Le destin commun de Béji Caïd Essebsi et Ahmed Mestiri ne date pas d'hier. Depuis l'indépendance, sous la houlette de Habib Bourguiba, l'histoire des deux hommes s'entrecroise. Chef de file de la branche "libérale" du Parti socialiste destourien, descendant du Néo-Destour, A. Mestiri s'opposera plusieurs fois à la politique menée par son leader, jusqu'à créer en 1978, après les émeutes sanglantes du mois de janvier, le Mouvement des démocrates socialistes, un parti auquel adhèrera Béji Caïd Essebsi avant de s'en détacher et de retourner au PSD. Les deux hommes s'affrontent lors des législatives de 1981 censées consacrer le pluralisme politique avant que le Premier ministre de l'époque, Mohamed Mzali ne décide de resserrer les vis et d'octroyer, par le biais d'une fraude électorale massive, une victoire écrasante au PSD.

"La liste du Front national était conduite par un autre Tunisois, Beji Caïd Essebsi, de retour au PSD après sa dissidence du MDS.

Paniqués devant la perspective de voir Mestiri et ses amis l’emporter haut la main devant Caïd Essebsi, on s’employa, surtout au palais, à raviver l’hostilité de Bourguiba à l’égard de Mestiri qui semblait mieux représenter la capitale, où les figures historiques, comme Mongi Slim et Taïeb Mehiri, avaient disparu. Au fur et à mesure que la campagne électorale progressait, la popularité de la liste du PSD s’effondrait.

L’inquiétude s’installa, provoquant un tournant brutal qui allait compromettre toute la construction démocratique. Les évènements vont dès lors se précipiter. Le ministre de l’Intérieur s’entretient avec le chef de l’Etat, puis se rend immédiatement à Monastir où le Premier ministre faisait campagne. La décision est aussitôt prise de revenir à la tradition: la victoire absolue du PSD" (Tahar Belkhodja, Les trois décennies Bourguiba).

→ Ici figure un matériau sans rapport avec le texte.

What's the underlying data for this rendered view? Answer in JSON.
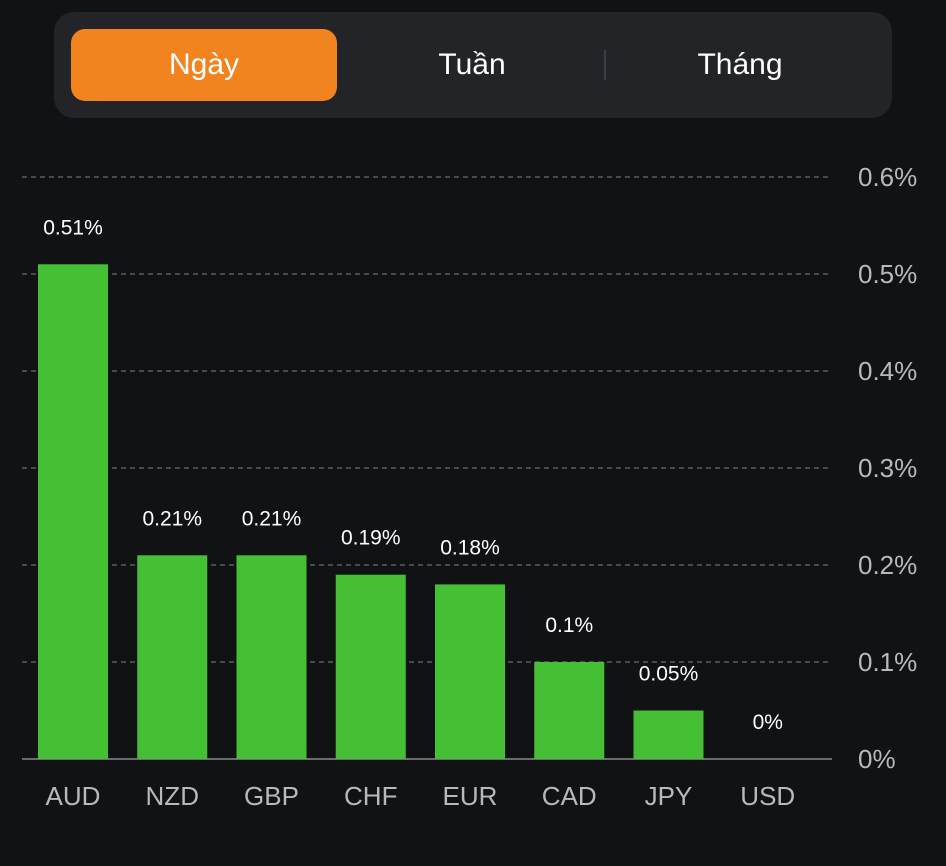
{
  "tabs": [
    {
      "label": "Ngày",
      "active": true
    },
    {
      "label": "Tuần",
      "active": false
    },
    {
      "label": "Tháng",
      "active": false
    }
  ],
  "colors": {
    "background": "#111214",
    "tab_bar": "#222428",
    "accent": "#f2841f",
    "bar": "#45bf33",
    "grid": "#5a5c61",
    "axis": "#6a6c71"
  },
  "chart_data": {
    "type": "bar",
    "categories": [
      "AUD",
      "NZD",
      "GBP",
      "CHF",
      "EUR",
      "CAD",
      "JPY",
      "USD"
    ],
    "values": [
      0.51,
      0.21,
      0.21,
      0.19,
      0.18,
      0.1,
      0.05,
      0
    ],
    "value_labels": [
      "0.51%",
      "0.21%",
      "0.21%",
      "0.19%",
      "0.18%",
      "0.1%",
      "0.05%",
      "0%"
    ],
    "ylim": [
      0,
      0.6
    ],
    "yticks": [
      0,
      0.1,
      0.2,
      0.3,
      0.4,
      0.5,
      0.6
    ],
    "ytick_labels": [
      "0%",
      "0.1%",
      "0.2%",
      "0.3%",
      "0.4%",
      "0.5%",
      "0.6%"
    ],
    "y_axis_position": "right",
    "grid": true,
    "title": "",
    "xlabel": "",
    "ylabel": ""
  }
}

Une revanche sur l'Histoire?

Le sacre d'Ahmed Mestiri serait-il alors une revanche sur l'Histoire? Si Béji Caïd Essebsi a réussi à mener le pays aux premières élections "libres" de son Histoire, pourquoi A. Mestiri né en 1925, tour à tour ministre de l'Intérieur, de la Défense, des Finances ou de la Justice ne le pourrait pas?

Père spirituel d'Ettakatol, rival de Béji Caïd Essebsi, proche de Sihem Ben Sedrine et parfois considéré comme le théoricien de la troïka au pouvoir, Ahmed Mestiri serait a priori loin d'être "à égale distance de tout le monde".